Reading the diverging bars
AIOVEL sorts sectors best-to-worst and draws each as a bar from a zero-center line — green extending right for gains, red extending left for losses, scaled to the day's biggest mover. Two patterns to watch for:
- Broad breadth — most bars green, roughly similar length. Signals a healthy, broad-based rally rather than a few mega-caps carrying the index.
- Narrow leadership — the index is up but only Technology or Communication Services is green while defensives lag.

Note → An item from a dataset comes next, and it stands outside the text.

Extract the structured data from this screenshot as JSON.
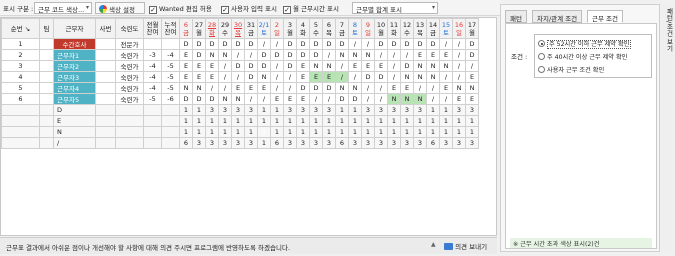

Often means gains are concentrated in a handful of large names, which is a more fragile kind of "up."
What sector rotation tells you
Sector rotation is the pattern of capital moving between these groups as the economic cycle, interest rates, and risk appetite shift — for example, a move out of high-growth Technology into defensive Utilities and Staples often reflects investors bracing for slower growth or higher rates, even before that shows up in the headline index level.
See today's sector performance, sorted best to worst, on the live dashboard →
Quick answers
What is sector rotation?
The tendency of investors to shift money between sectors as the economic cycle, rates, and risk appetite change — e.g., from growth-heavy tech into defensive utilities and staples ahead of an expected slowdown.
Why track ETFs instead of individual stocks?
A sector ETF smooths out single-stock noise and shows the collective direction of an entire industry group — easier to read broad money flows than watching one company.